Swords of Conyers

Museum Replicas make a knight of a knave

Can I be Orlando Bloom? Just for a little while?

Of course not - not for a second. I appreciate that Orlando Bloom in real life isn’t really Orlando Bloom the movie star. He can’t actually scramble up the side of giant elephants, shoot arrows into their skulls and surf down their trunks. But in The Lord of the Rings, Pirates of the Caribbean and the upcoming Crusades epic Kingdom of Heaven (opening May 6), Bloom sets hearts aflutter as the cineplex’s most glorious swashbuckler.

I’m unlikely to ever get seven-figure paychecks to do the same.

But Museum Replicas Ltd. can foster the illusion that I could trade blows with pirates, gladiators and crusaders. Since the early 1980s, the Conyers company has created and sold functional weapons and garments from history’s most thrilling eras - from Greek and Roman through medieval and Renaissance - along with numerous movie tie-ins.

When I embarked on my quest, traveling up the wilds of I-20 East, I imagined that Museum Replicas would resemble something like Saruman’s armory in The Fellowship of the Ring, complete with clanging anvils and a forge fired by the flames of hell. The building doesn’t disappoint: Its facade evokes a Disneyland castle.

But though the journeymen of Conyers design the weapons and garments, and its warehouse contains everything from axes to stilettos, its parent company, Windlass Steelcraft of India, does the actual manufacturing.

The showroom bristles with armaments and displays ensembles such as stitch-perfect imitations of Liv Tyler’s elfin Lord of the Rings gowns, as well as my favorite, the full armor of Monty Python and the Holy Grail’s Black Knight (all limbs still intact). Bargain bins offer marked-down items you’d use to cut and gut invading marauders.

But how did a Conyers company become a historical armory?

Hank Reinhardt founded Museum Replicas while working for Atlanta Cutlery Corp., a mail-order knife company.
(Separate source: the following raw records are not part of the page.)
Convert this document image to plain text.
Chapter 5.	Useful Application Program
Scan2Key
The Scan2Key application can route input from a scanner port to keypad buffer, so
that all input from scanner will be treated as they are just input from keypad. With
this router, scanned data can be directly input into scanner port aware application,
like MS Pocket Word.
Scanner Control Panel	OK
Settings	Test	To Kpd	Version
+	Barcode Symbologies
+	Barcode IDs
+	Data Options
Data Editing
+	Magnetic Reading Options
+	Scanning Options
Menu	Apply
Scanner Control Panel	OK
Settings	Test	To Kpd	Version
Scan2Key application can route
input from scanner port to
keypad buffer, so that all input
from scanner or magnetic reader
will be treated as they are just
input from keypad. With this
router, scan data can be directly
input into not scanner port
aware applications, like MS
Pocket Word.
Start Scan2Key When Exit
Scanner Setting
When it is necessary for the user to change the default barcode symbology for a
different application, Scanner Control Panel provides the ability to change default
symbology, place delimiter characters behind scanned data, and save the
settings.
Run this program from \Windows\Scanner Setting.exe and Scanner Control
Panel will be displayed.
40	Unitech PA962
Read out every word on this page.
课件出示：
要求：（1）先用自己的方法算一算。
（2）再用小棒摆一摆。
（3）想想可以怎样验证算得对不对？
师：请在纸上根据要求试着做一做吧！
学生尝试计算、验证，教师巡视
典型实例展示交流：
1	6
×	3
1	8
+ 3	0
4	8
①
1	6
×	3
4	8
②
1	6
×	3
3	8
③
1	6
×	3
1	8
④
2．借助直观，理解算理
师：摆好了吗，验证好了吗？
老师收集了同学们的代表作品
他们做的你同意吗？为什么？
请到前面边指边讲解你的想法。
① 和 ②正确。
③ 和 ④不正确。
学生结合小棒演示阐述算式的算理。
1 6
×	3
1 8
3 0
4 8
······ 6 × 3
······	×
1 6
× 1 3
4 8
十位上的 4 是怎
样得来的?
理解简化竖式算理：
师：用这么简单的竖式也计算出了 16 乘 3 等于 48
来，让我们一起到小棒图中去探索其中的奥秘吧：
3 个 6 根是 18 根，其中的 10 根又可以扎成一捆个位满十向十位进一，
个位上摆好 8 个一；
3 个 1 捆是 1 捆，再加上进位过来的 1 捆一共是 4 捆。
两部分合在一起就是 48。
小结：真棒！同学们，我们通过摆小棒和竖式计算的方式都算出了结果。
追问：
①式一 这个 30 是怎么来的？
A longtime member of the Society for Creative Anachronism, an international group dedicated to historical re-creation, Reinhardt saw a market for affordable, functional swords and launched Museum Replicas with about 10 swords in its first catalog.

“We earned almost $1 million the first year, and that was with swords selling for $125-$150,” says Reinhardt, an affable man who can talk about which shield is best for fighting on horseback as matter-of-factly as discussing fishing techniques.
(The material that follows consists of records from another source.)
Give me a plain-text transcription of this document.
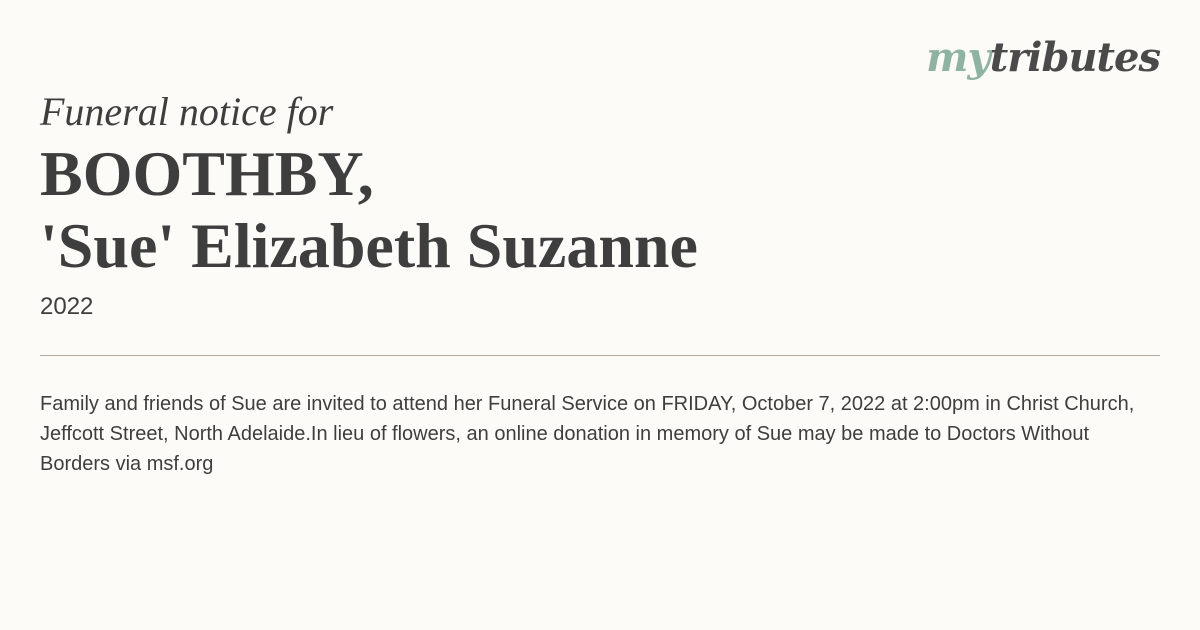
mytributes
Funeral notice for
BOOTHBY,
'Sue' Elizabeth Suzanne
2022
Family and friends of Sue are invited to attend her Funeral Service on FRIDAY, October 7, 2022 at 2:00pm in Christ Church, Jeffcott Street, North Adelaide.In lieu of flowers, an online donation in memory of Sue may be made to Doctors Without Borders via msf.org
Museum Replicas’ catalog suggests J. Peterman for time-traveling warriors: Catalog entries will wax eloquent on, say, the trendiest English sword of 1424 A.D.

You might not know anyone who personally owns an authentic German war hammer, but Reinhardt estimates that between sword collectors, period re-enactors and other Renaissance Festival regulars, Museum Replicas has almost 3 million repeat customers in America alone. The new company’s customers quickly began asking for different kinds of weapons, then armor, then “casual” clothes of the period.
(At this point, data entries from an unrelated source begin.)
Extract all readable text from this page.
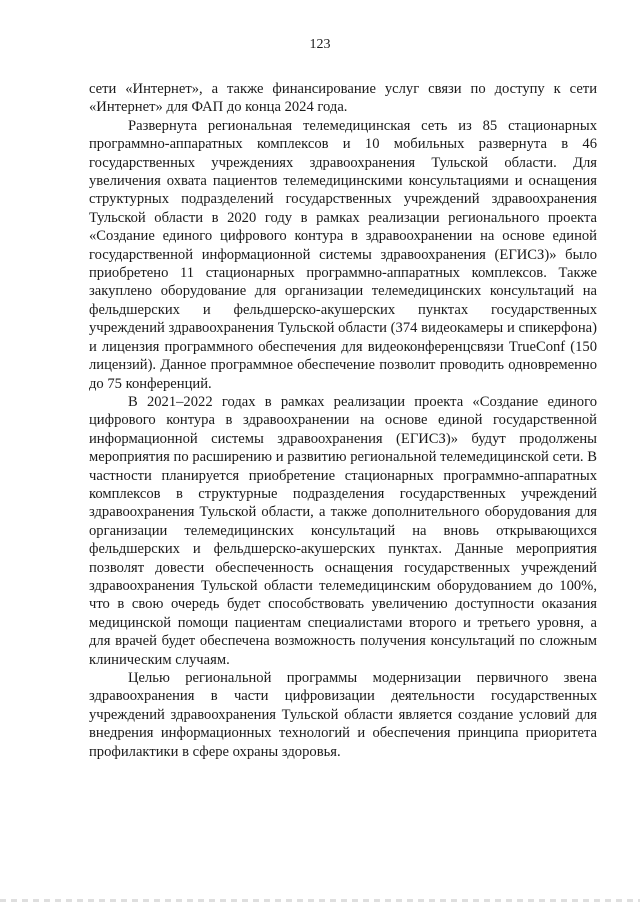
123

сети «Интернет», а также финансирование услуг связи по доступу к сети «Интернет» для ФАП до конца 2024 года.

Развернута региональная телемедицинская сеть из 85 стационарных программно-аппаратных комплексов и 10 мобильных развернута в 46 государственных учреждениях здравоохранения Тульской области. Для увеличения охвата пациентов телемедицинскими консультациями и оснащения структурных подразделений государственных учреждений здравоохранения Тульской области в 2020 году в рамках реализации регионального проекта «Создание единого цифрового контура в здравоохранении на основе единой государственной информационной системы здравоохранения (ЕГИСЗ)» было приобретено 11 стационарных программно-аппаратных комплексов. Также закуплено оборудование для организации телемедицинских консультаций на фельдшерских и фельдшерско-акушерских пунктах государственных учреждений здравоохранения Тульской области (374 видеокамеры и спикерфона) и лицензия программного обеспечения для видеоконференцсвязи TrueConf (150 лицензий). Данное программное обеспечение позволит проводить одновременно до 75 конференций.

В 2021–2022 годах в рамках реализации проекта «Создание единого цифрового контура в здравоохранении на основе единой государственной информационной системы здравоохранения (ЕГИСЗ)» будут продолжены мероприятия по расширению и развитию региональной телемедицинской сети. В частности планируется приобретение стационарных программно-аппаратных комплексов в структурные подразделения государственных учреждений здравоохранения Тульской области, а также дополнительного оборудования для организации телемедицинских консультаций на вновь открывающихся фельдшерских и фельдшерско-акушерских пунктах. Данные мероприятия позволят довести обеспеченность оснащения государственных учреждений здравоохранения Тульской области телемедицинским оборудованием до 100%, что в свою очередь будет способствовать увеличению доступности оказания медицинской помощи пациентам специалистами второго и третьего уровня, а для врачей будет обеспечена возможность получения консультаций по сложным клиническим случаям.

Целью региональной программы модернизации первичного звена здравоохранения в части цифровизации деятельности государственных учреждений здравоохранения Тульской области является создание условий для внедрения информационных технологий и обеспечения принципа приоритета профилактики в сфере охраны здоровья.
“We’ve gotten away from ‘costume in a bag’ manufacturing to period garments that people would actually wear,” says Dave DiPietro, director of sales and marketing. “You could roll around outside for a while in one and nothing’s going to fall apart.”

The company also landed movie licenses, like its new line for Kingdom of Heaven, in which Bloom plays a French blacksmith-turned-knight defending Jerusalem from Muslim siege.

Museum Replicas has kind of a reciprocal relationship with Hollywood. The company can sell period-specific swords directly to movies and TV shows that need them, with clients including “Buffy, the Vampire Slayer,” PAX-TV’s current musketeer series, “Young Blades,” and HBO’s upcoming “Rome.”

Museum Replicas also builds and markets exact imitations of weapons and costumes used in movies. Only the replicas prove more real than their cinematic counterparts.

For instance, Bloom’s “Sword of Ibelin” in Kingdom of Heaven looks great on film, but it’s only an aluminum prop that would last just a few seconds in an actual fight.

Museum Replicas makes swords that actually work. “Our swords are battle-worthy, not that anyone will actually battle with one, but it could be the sword passed down for generations,” says DiPietro, who estimates that about 5 percent of customers use the weapons for actual sparring.

Weapons ship with pointy tips and unsharpened blades, but the new owner could get one sharpened and start dueling. DiPietro recalls attending a merchandising meeting with Kingdom of Heaven director Ridley Scott, who hefted one of the new blades and exclaimed, “Oh, a real sword!”

Finally, I get my chance to stand in Bloom’s shoes. Or in this case, armor. (Apparently, I wear the same size tunic as Bloom, so I’ve got that going for me.)

I struggle into a chain-mail shirt and coif (that hairnet-looking thing) and need help buckling my scabbard to my waist. Admittedly, it’s kind of a rush to grip a real, shining sword by the hilt and brandish it.

But though the aluminum mail weighs about one-third of the real thing, it’s still a major load, like the lead smock you have to wear getting dental X-rays. Beneath that and my helmet, I feel less like a knight of the realm and more like an unusually well-armed turtle.

Certainly, some weekend warriors would get used to being armed to the teeth. But I get winded after less than an hour, and I certainly can’t drop more than $1,000 to take the whole get-up home.

Apparently, I’m not ready for Kingdom of Heaven: Orlando Bloom will have to defend Jerusalem without me.